Discussion on the future of tenure April 21

The League of Women Voters – Whitewater Area will host a discussion on the future of tenure next week in response to the recent change in tenure law passed by the State Legislature.

The State of Wisconsin used to include details about the protection afforded by the tenure system within the University of Wisconsin system to faculty members within the state’s legislative code, according to the League. It also included guidelines about the extent to which the governance of the campuses was shared between the administration and faculty, students, and staff. The legislature recently removed those items from the state statutes and handed them over to the Board of Regents of the system.

Even more recently, the Board of Regents adopted language with regard to the future of tenure and shared governance that will guide the system going forward. According to the League, there were grounds for concern about both items when the regents met to consider the proposals, and those grounds did not disappear in the version finally adopted.

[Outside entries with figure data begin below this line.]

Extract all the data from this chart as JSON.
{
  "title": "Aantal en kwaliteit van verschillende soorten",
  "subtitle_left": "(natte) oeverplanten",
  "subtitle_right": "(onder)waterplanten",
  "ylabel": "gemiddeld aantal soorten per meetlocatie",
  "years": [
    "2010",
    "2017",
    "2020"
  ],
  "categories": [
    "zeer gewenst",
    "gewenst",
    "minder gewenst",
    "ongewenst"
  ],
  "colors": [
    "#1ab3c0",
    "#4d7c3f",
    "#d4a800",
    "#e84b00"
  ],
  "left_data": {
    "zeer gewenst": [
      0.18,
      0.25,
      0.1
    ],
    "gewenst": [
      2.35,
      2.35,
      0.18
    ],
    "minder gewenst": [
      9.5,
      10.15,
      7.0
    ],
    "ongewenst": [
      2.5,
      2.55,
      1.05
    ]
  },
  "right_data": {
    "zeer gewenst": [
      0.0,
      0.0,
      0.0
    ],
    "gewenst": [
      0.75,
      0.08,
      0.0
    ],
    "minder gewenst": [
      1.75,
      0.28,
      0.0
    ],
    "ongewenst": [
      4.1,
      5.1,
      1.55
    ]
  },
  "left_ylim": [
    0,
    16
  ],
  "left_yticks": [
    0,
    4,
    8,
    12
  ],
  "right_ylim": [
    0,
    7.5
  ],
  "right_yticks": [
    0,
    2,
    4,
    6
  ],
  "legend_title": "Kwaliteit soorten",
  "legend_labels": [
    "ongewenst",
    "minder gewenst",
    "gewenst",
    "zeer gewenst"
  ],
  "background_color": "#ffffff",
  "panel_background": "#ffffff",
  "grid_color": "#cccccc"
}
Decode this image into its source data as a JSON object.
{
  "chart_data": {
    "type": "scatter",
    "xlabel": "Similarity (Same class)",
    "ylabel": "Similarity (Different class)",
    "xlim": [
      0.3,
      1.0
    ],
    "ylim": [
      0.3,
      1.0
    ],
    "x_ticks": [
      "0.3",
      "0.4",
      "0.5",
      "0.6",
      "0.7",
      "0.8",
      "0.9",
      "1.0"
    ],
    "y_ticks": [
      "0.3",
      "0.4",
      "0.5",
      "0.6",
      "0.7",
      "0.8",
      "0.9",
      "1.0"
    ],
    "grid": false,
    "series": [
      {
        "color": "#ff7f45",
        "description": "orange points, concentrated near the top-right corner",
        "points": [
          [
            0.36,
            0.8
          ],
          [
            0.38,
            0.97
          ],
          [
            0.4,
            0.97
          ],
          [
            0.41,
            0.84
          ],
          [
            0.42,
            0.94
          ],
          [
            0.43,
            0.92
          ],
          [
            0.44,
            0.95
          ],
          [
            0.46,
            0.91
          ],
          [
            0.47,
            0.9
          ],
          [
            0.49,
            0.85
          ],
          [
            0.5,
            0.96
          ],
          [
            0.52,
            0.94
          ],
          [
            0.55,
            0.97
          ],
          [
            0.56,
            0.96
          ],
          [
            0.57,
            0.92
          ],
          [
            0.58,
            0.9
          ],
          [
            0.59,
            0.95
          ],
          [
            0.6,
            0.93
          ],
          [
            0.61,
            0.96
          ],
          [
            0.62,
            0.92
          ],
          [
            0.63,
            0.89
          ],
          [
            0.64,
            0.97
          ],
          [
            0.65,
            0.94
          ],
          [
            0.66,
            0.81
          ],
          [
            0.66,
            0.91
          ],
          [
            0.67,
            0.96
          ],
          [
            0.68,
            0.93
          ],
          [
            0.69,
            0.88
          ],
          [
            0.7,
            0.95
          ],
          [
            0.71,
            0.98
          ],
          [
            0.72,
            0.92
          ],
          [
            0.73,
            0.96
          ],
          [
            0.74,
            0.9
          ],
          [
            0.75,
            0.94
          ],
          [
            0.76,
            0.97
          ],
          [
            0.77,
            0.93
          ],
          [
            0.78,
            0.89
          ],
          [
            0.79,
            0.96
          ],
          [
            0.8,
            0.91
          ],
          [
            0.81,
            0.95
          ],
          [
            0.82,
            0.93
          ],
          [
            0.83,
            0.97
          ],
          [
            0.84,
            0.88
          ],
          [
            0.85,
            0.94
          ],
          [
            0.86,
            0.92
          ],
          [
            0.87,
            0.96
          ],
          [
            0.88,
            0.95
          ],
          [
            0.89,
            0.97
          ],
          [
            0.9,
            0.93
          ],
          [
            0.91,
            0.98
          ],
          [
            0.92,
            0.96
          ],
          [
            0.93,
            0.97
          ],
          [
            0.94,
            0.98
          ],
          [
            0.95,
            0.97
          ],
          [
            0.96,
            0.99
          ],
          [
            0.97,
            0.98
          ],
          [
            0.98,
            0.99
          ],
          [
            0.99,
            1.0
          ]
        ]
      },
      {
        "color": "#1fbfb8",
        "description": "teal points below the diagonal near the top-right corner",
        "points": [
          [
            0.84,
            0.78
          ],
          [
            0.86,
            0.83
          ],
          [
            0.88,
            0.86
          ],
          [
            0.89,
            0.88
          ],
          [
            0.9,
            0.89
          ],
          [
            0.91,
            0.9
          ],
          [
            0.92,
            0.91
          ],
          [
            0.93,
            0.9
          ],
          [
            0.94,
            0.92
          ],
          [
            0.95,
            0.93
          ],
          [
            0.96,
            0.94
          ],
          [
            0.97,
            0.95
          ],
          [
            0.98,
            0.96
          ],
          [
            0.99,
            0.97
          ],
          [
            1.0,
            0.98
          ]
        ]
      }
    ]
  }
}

Faculty from the University of Wisconsin-Whitewater were among those in attendance at the Regents’ meeting in an attempt to secure changes.

Professor Elena Levy-Navarro of the Department of Languages and Literature was one of those at the meeting. She has been centrally involved in the newly reconstituted chapter of the American Association of University Professors (AAUP) at UW-Whitewater. “Her careful reading of the drafts of the proposals ultimately passed by the regents led her to raise many issues with faculty and staff at Whitewater,” the League stated. “There is a good deal of uncertainty about the future of tenure within the University of Wisconsin system.”

Levy-Navarro will talk to the Whitewater Area League of Women Voters at 7 p.m., Thursday, April 21 in Council Chambers at Whitewater City Hall. She will give some history of the tenure system in Wisconsin, as well as of shared governance, will describe the changes and speculate on what they will do to a system as highly respected nationally as the University of Wisconsin.

Following her presentation there will be time for questions by those in attendance.